Fascinée par le Christ pauvre, elle s’attache à le suivre, petite, pauvre, servante, pour vivre de la Bonne Nouvelle de son Evangile, rien de moins, rien de plus.

 

François, Claire ; François et Claire vont ainsi inviter à retrouver cette radicalité de l’Evangile. Parce que tout ne fait pas vivre… tout ne peut pas construire.
Ils vont se mettre à l’écoute de la voix du Christ, de l‘appel du Bien Aimé.

« Lève toi mon amie, ma toute belle, et viens »
Ce poème exprime la recherche amoureuse… il nous dit la recherche de Dieu.
Une des expressions les plus vivres de la quête de Dieu.
Quête qui engage la totalité de l’existence et de l’expérience.
Peut-être le chant le plus approprié de ce que nous sommes appelés à devenir. 

Dieu c’est un amour et un amour qui a besoin de quelqu’un pour recevoir son besoin d’amour.
C’est ce qu’il nous dit dans ce poème où pourtant, il n’est jamais nommé.

 

1. Lève-toi… Viens…

C’est la part de Dieu de nous attirer.
Vocation : c’est l’intervention de Dieu qui nous attire.
La vie religieuse, c’est répondre à ce baiser d’amour que Dieu donne à l’homme.

Jésus nous attire… pour nous conduire au Père.
« Demeurez en moi comme moi en vous. »

« Lève-toi » – Vocabulaire de la Résurrection. 
Elie : « lève-toi et mange »
Passion : « levez-vous, allons »
« Lève-toi et viens »
à la femme courbée… tournée vers elle-même.

Notre vocation première est de regarder du côté de l’autre.
Pouvoir le voir – pouvoir se voir en lui, se recevoir de lui.

2. Nous mettre debout nous oriente vers l’autre.
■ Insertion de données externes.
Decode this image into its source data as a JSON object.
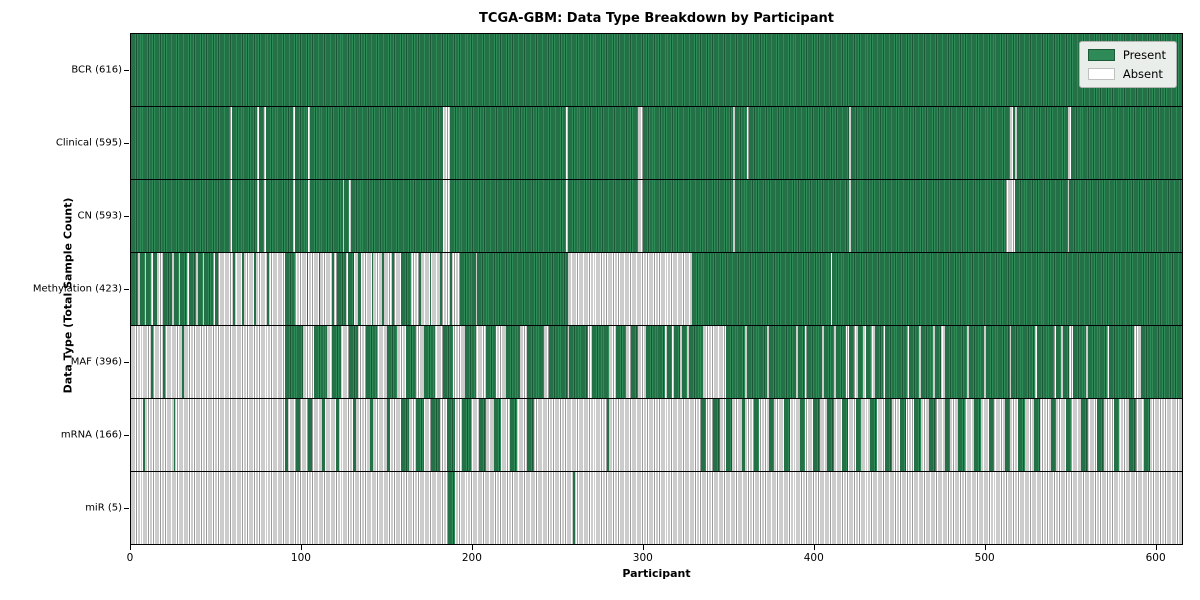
{
  "title": "TCGA-GBM: Data Type Breakdown by Participant",
  "x_axis": {
    "label": "Participant",
    "ticks": [
      0,
      100,
      200,
      300,
      400,
      500,
      600
    ],
    "max": 616
  },
  "y_axis": {
    "label": "Data Type (Total Sample Count)"
  },
  "legend": [
    {
      "label": "Present",
      "color": "#2e8b57"
    },
    {
      "label": "Absent",
      "color": "#ffffff"
    }
  ],
  "colors": {
    "present": "#2e8b57",
    "present_edge": "#1c5a38",
    "absent": "#ffffff",
    "absent_edge": "#9a9a9a",
    "separator": "#000000",
    "legend_bg": "#eaeeeb"
  },
  "chart_data": {
    "type": "heatmap",
    "title": "TCGA-GBM: Data Type Breakdown by Participant",
    "xlabel": "Participant",
    "ylabel": "Data Type (Total Sample Count)",
    "x_range": [
      0,
      616
    ],
    "x_ticks": [
      0,
      100,
      200,
      300,
      400,
      500,
      600
    ],
    "states": [
      "Present",
      "Absent"
    ],
    "n_participants": 616,
    "rows": [
      {
        "name": "BCR",
        "label": "BCR (616)",
        "total": 616,
        "present_runs": [
          [
            0,
            616
          ]
        ]
      },
      {
        "name": "Clinical",
        "label": "Clinical (595)",
        "total": 595,
        "present_runs": [
          [
            0,
            58
          ],
          [
            59,
            74
          ],
          [
            75,
            78
          ],
          [
            79,
            95
          ],
          [
            96,
            104
          ],
          [
            105,
            183
          ],
          [
            187,
            255
          ],
          [
            256,
            297
          ],
          [
            300,
            353
          ],
          [
            354,
            361
          ],
          [
            362,
            421
          ],
          [
            422,
            515
          ],
          [
            517,
            518
          ],
          [
            519,
            549
          ],
          [
            551,
            616
          ]
        ]
      },
      {
        "name": "CN",
        "label": "CN (593)",
        "total": 593,
        "present_runs": [
          [
            0,
            58
          ],
          [
            59,
            74
          ],
          [
            75,
            78
          ],
          [
            79,
            95
          ],
          [
            96,
            104
          ],
          [
            105,
            124
          ],
          [
            125,
            128
          ],
          [
            129,
            183
          ],
          [
            187,
            255
          ],
          [
            256,
            297
          ],
          [
            300,
            353
          ],
          [
            354,
            421
          ],
          [
            422,
            513
          ],
          [
            518,
            549
          ],
          [
            550,
            616
          ]
        ]
      },
      {
        "name": "Methylation",
        "label": "Methylation (423)",
        "total": 423,
        "present_runs": [
          [
            0,
            4
          ],
          [
            5,
            8
          ],
          [
            9,
            12
          ],
          [
            13,
            15
          ],
          [
            19,
            24
          ],
          [
            25,
            28
          ],
          [
            29,
            33
          ],
          [
            34,
            38
          ],
          [
            39,
            42
          ],
          [
            43,
            48
          ],
          [
            49,
            51
          ],
          [
            60,
            61
          ],
          [
            65,
            66
          ],
          [
            72,
            73
          ],
          [
            80,
            81
          ],
          [
            90,
            96
          ],
          [
            103,
            104
          ],
          [
            110,
            111
          ],
          [
            118,
            119
          ],
          [
            121,
            126
          ],
          [
            127,
            131
          ],
          [
            133,
            135
          ],
          [
            141,
            142
          ],
          [
            147,
            148
          ],
          [
            153,
            154
          ],
          [
            158,
            164
          ],
          [
            169,
            170
          ],
          [
            175,
            176
          ],
          [
            181,
            182
          ],
          [
            187,
            188
          ],
          [
            193,
            202
          ],
          [
            203,
            256
          ],
          [
            329,
            410
          ],
          [
            411,
            616
          ]
        ]
      },
      {
        "name": "MAF",
        "label": "MAF (396)",
        "total": 396,
        "present_runs": [
          [
            12,
            13
          ],
          [
            19,
            20
          ],
          [
            30,
            31
          ],
          [
            90,
            101
          ],
          [
            107,
            115
          ],
          [
            118,
            123
          ],
          [
            128,
            133
          ],
          [
            138,
            144
          ],
          [
            150,
            156
          ],
          [
            161,
            167
          ],
          [
            172,
            178
          ],
          [
            183,
            189
          ],
          [
            196,
            202
          ],
          [
            208,
            214
          ],
          [
            220,
            228
          ],
          [
            232,
            242
          ],
          [
            245,
            256
          ],
          [
            257,
            268
          ],
          [
            270,
            280
          ],
          [
            284,
            290
          ],
          [
            293,
            297
          ],
          [
            302,
            313
          ],
          [
            314,
            317
          ],
          [
            318,
            322
          ],
          [
            323,
            326
          ],
          [
            327,
            335
          ],
          [
            349,
            360
          ],
          [
            361,
            373
          ],
          [
            374,
            390
          ],
          [
            391,
            395
          ],
          [
            396,
            405
          ],
          [
            406,
            412
          ],
          [
            413,
            419
          ],
          [
            421,
            424
          ],
          [
            426,
            429
          ],
          [
            431,
            434
          ],
          [
            436,
            441
          ],
          [
            442,
            455
          ],
          [
            456,
            462
          ],
          [
            463,
            470
          ],
          [
            471,
            475
          ],
          [
            477,
            490
          ],
          [
            491,
            500
          ],
          [
            501,
            515
          ],
          [
            516,
            530
          ],
          [
            531,
            541
          ],
          [
            542,
            545
          ],
          [
            546,
            550
          ],
          [
            552,
            560
          ],
          [
            561,
            572
          ],
          [
            573,
            588
          ],
          [
            592,
            616
          ]
        ]
      },
      {
        "name": "mRNA",
        "label": "mRNA (166)",
        "total": 166,
        "present_runs": [
          [
            7,
            8
          ],
          [
            25,
            26
          ],
          [
            90,
            92
          ],
          [
            97,
            99
          ],
          [
            104,
            106
          ],
          [
            112,
            114
          ],
          [
            120,
            122
          ],
          [
            130,
            132
          ],
          [
            140,
            142
          ],
          [
            150,
            152
          ],
          [
            158,
            163
          ],
          [
            167,
            172
          ],
          [
            176,
            181
          ],
          [
            185,
            190
          ],
          [
            194,
            199
          ],
          [
            204,
            208
          ],
          [
            213,
            217
          ],
          [
            222,
            226
          ],
          [
            232,
            236
          ],
          [
            279,
            280
          ],
          [
            334,
            337
          ],
          [
            341,
            345
          ],
          [
            349,
            352
          ],
          [
            358,
            360
          ],
          [
            365,
            368
          ],
          [
            374,
            377
          ],
          [
            383,
            386
          ],
          [
            392,
            395
          ],
          [
            400,
            404
          ],
          [
            408,
            412
          ],
          [
            417,
            420
          ],
          [
            425,
            428
          ],
          [
            433,
            437
          ],
          [
            442,
            446
          ],
          [
            451,
            454
          ],
          [
            459,
            463
          ],
          [
            468,
            472
          ],
          [
            477,
            480
          ],
          [
            485,
            489
          ],
          [
            494,
            498
          ],
          [
            503,
            506
          ],
          [
            512,
            515
          ],
          [
            520,
            524
          ],
          [
            529,
            533
          ],
          [
            539,
            542
          ],
          [
            548,
            551
          ],
          [
            557,
            561
          ],
          [
            566,
            570
          ],
          [
            576,
            579
          ],
          [
            585,
            589
          ],
          [
            594,
            597
          ]
        ]
      },
      {
        "name": "miR",
        "label": "miR (5)",
        "total": 5,
        "present_runs": [
          [
            186,
            190
          ],
          [
            259,
            260
          ]
        ]
      }
    ]
  }
}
Pour vivre de la relation à l’autre. Pour devenir le sacrement d’une humanité faite pour tous, d’une humanité qui se laisse appeler par Dieu et qui se laisse entraîner dans des chemins de fraternité.
Nous ne pouvons être contagieux que si nous reproduisons l’image de la ressemblance.
L’Esprit qui restaure la ressemblance en jouant avec les différences.

Chacune de vous, mes soeurs, a reçu un appel du Seigneur. Et c’est cette réponse personnelle qui fait vivre sur le chemin de la vie ordinaire simple et pauvre, mais habitée par Dieu.
Mais cela, vous et nous ne le vivons pas isolément.
Cette vie habitée nous engage à l’amour fraternel… sans doute la plante la plus délicate de ce monde, mais aussi la plante la plus vivace, car Jésus en a payé le prix.

Dieu le Bien Aimé devient contemplatif…
Il se dit et se révèle à nous comme contemplatif.
Découvre-moi ton visage… fais-moi entendre ta voix.
Il nous remet debout pour cela.
Il a besoin de cela, il est pauvre, mendiant de cela…

Telle est notre vocation personnelle.
Telle est la vocation de l’Eglise.
Telle est votre vocation communautaire.

Dieu nous contemple.
Et nous appelle à nous contempler les uns les autres.
La contemplation mutuelle est l’ébauche de la communion des saints…
Là est la source de notre joie.
« Cette joie qui dit que l’on est en vérité l’un avec l’autre. »

Prière… demander à Dieu (avec l’aide de Claire) de nous laisser aller vers nous-mêmes… et de le trouver, de nous laisser contempler.
De nous laisser aller vers l’autre plus loin, de le contempler, plus loin que ce que l’on en voit.

Laissons-nous travailler par ce besoin du visage de l’autre… et cette responsabilité de lui laisser voir le nôtre.
Nous devons nous donner mutuellement d’exister.
Pour pouvoir vivre, mais plus encore pour pouvoir vivre nos vœux, nous avons besoin de l’autre, et l’autre a besoin de nous.

Va vers toi-même… Fais-moi voir ton visage.
Montre-moi ton visage car ton visage est beau.
Va vers tes frères et tes sœurs. Car nous sommes voués à la contemplation fraternelle.